The results of the REFINE study suggest that patients most likely to benefit from an ICD can be identified using a combination of non-invasive parameters. Of those tested, heart-rate turbulence and T-wave alternans performed best. Despite these very positive results, there is insufficient evidence to use these tests to decide whether any given patient should receive a prophylactic ICD. For example, it was previously thought that an abnormal signal-averaged ECG reliably predicted patients at risk of a cardiac arrest. However, the Coronary Artery Bypass Graft (CABG)-Patch trial showed no benefit of prophylactic ICD therapy in patients with a low EF and an abnormal signal-averaged ECG undergoing cardiac bypass surgery.14 Likewise, abnormal heart rate variability was also thought to identify post-MI patients at risk of a cardiac arrest. However, the Defibrillator in Acute Myocardial Infarction Trial (DINAMIT) demonstrated no benefit of prophylactic ICD therapy for patients with a low EF and an abnormal heart-rate variability measured early after MI.15 Finally, in the recently reported Microvolt T-wave Alternans Testing for Risk Stratification of Post-MI Patients (MASTERS) I study, exercise T-wave alternans failed to predict a higher risk of sudden death or life-saving ICD therapies in a group of patients with low EF values undergoing prophylactic ICD therapy.16
Thus, while the combination of non-invasive tools identified in the REFINE study appears to predict which patients will versus will not benefit from prophylactic ICD therapy, there is currently insufficient evidence to make clinical decisions based on these test results. Prospective trials are required to prove that these tests do predict which patients are likely to benefit from prophylactic ICD therapy. Two large studies specifically addressing the utility of the combination of parameters shown to be useful in the REFINE study are expected to commence in the next six to 12 months. Until these data are available it is premature to use any of these non-invasive tests to guide ICD therapy.
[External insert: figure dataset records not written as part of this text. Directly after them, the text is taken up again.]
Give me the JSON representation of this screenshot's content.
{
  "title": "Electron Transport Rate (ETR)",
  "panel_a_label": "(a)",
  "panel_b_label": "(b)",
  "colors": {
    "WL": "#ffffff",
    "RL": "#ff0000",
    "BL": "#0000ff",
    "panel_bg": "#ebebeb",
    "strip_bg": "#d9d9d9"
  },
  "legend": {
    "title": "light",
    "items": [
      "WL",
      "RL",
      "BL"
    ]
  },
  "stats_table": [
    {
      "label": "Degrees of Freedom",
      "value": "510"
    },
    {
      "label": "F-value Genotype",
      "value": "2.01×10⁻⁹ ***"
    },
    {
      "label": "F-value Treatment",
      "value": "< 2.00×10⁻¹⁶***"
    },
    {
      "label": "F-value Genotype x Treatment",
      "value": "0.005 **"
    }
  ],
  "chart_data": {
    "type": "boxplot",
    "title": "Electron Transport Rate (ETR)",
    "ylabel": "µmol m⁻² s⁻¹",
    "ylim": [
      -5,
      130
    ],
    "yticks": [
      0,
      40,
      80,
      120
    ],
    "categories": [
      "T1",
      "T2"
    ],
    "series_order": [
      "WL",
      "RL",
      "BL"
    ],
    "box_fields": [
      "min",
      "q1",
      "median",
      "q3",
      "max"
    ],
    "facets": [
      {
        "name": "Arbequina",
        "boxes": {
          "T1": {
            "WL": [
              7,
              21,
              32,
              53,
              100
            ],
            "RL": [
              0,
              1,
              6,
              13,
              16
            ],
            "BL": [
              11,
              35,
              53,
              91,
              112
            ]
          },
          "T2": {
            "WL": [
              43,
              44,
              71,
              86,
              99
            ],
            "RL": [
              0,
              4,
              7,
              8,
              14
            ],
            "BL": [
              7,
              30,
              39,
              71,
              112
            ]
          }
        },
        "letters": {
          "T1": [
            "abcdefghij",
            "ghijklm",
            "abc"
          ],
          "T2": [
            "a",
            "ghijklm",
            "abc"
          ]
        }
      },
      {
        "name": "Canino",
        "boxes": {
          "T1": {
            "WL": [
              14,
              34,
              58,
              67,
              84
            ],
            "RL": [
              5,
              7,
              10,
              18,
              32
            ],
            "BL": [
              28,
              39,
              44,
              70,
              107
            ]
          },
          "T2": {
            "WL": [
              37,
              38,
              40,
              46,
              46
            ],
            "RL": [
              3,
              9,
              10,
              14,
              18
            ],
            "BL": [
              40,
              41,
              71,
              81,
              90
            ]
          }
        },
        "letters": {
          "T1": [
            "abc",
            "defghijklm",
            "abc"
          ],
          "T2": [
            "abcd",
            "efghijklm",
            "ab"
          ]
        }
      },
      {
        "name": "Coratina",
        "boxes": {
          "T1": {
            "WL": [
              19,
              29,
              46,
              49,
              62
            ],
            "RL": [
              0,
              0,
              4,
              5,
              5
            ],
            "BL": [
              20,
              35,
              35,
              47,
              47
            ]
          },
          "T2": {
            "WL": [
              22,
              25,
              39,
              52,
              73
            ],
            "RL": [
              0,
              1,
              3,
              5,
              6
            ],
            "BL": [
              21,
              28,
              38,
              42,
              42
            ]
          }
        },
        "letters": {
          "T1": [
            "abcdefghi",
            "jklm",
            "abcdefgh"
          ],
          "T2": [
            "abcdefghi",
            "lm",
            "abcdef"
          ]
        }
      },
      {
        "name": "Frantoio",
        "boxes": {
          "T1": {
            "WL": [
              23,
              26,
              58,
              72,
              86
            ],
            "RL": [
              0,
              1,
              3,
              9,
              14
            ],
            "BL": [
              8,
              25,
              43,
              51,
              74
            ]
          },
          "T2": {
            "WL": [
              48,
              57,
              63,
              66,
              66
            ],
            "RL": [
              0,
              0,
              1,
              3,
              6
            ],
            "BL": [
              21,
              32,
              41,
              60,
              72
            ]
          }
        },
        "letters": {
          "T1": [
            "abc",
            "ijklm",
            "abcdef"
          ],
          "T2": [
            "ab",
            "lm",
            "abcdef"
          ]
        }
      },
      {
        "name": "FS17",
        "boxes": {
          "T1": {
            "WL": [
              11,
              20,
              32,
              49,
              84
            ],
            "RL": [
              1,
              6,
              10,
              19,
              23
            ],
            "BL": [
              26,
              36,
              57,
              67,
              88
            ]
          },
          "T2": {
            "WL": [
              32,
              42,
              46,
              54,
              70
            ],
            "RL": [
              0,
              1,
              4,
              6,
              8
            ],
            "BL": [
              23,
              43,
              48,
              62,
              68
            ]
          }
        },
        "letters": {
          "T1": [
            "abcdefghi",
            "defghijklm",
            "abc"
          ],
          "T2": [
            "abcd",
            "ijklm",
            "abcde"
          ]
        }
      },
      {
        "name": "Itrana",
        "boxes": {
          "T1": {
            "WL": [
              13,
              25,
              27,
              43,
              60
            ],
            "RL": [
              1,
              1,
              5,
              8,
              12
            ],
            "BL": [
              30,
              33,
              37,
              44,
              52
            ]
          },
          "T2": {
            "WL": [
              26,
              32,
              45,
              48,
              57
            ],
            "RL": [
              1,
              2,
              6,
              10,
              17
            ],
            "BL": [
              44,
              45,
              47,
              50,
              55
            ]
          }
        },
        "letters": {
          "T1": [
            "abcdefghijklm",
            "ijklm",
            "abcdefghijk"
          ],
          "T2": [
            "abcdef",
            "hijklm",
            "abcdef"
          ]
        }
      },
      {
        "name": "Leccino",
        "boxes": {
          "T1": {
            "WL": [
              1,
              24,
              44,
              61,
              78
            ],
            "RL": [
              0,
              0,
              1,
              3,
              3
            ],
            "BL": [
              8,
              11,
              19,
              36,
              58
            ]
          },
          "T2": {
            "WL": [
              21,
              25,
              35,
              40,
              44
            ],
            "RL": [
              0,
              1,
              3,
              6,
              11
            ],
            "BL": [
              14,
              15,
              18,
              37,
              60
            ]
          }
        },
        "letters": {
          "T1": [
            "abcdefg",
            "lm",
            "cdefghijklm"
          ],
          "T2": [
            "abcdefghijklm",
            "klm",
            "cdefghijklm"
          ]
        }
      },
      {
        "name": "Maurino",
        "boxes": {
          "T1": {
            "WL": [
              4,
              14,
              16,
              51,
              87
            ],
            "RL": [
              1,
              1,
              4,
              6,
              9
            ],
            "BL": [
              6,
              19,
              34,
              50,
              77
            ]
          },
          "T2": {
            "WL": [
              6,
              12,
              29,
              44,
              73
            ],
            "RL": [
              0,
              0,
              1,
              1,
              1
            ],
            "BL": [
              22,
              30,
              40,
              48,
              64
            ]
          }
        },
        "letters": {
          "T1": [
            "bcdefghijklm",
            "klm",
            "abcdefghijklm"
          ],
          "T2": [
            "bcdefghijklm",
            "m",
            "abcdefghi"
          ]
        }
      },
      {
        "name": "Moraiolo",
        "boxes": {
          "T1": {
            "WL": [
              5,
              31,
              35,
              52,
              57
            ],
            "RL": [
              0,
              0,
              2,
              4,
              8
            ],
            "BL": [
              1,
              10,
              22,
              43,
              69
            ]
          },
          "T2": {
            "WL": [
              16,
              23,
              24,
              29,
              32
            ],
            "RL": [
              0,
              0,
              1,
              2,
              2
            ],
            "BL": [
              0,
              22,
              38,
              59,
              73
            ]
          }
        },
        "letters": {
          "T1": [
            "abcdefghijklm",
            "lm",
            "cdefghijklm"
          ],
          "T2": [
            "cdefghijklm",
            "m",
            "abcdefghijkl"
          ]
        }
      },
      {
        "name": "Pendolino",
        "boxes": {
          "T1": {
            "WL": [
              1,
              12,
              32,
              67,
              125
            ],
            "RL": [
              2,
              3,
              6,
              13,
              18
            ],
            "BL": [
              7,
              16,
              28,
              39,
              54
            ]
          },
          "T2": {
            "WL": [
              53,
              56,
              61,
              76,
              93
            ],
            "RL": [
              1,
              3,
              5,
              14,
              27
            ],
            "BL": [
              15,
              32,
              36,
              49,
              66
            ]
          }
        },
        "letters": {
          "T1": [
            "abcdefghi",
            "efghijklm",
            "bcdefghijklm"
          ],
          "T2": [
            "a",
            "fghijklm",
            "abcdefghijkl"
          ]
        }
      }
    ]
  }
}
Should the REFINE Study Results Affect Patient Management?
The ability of heart-rate turbulence and T-wave alternans to predict a high or low risk of serious outcomes after MI has clinical implications. The four out of five post-MI patients with normal test results can be reassured, as they are at very low risk of problems (see Figure 1). In contrast, the one in five higher-risk patients need to be closely monitored. Therapies proved to reduce mortality post-MI should be prescribed. These medications include beta blockers, antiplatelet agents, statins, ACE inhibitors, angiotensin receptor blockers and aldosterone antagonists. Patients should also be assessed for residual ischaemia and treated as per current standards. Whether prophylactic ICD therapy can further reduce mortality in patients with impaired heart rate turbulence and abnormal T-wave alternans is unknown, but will be answered by upcoming trials.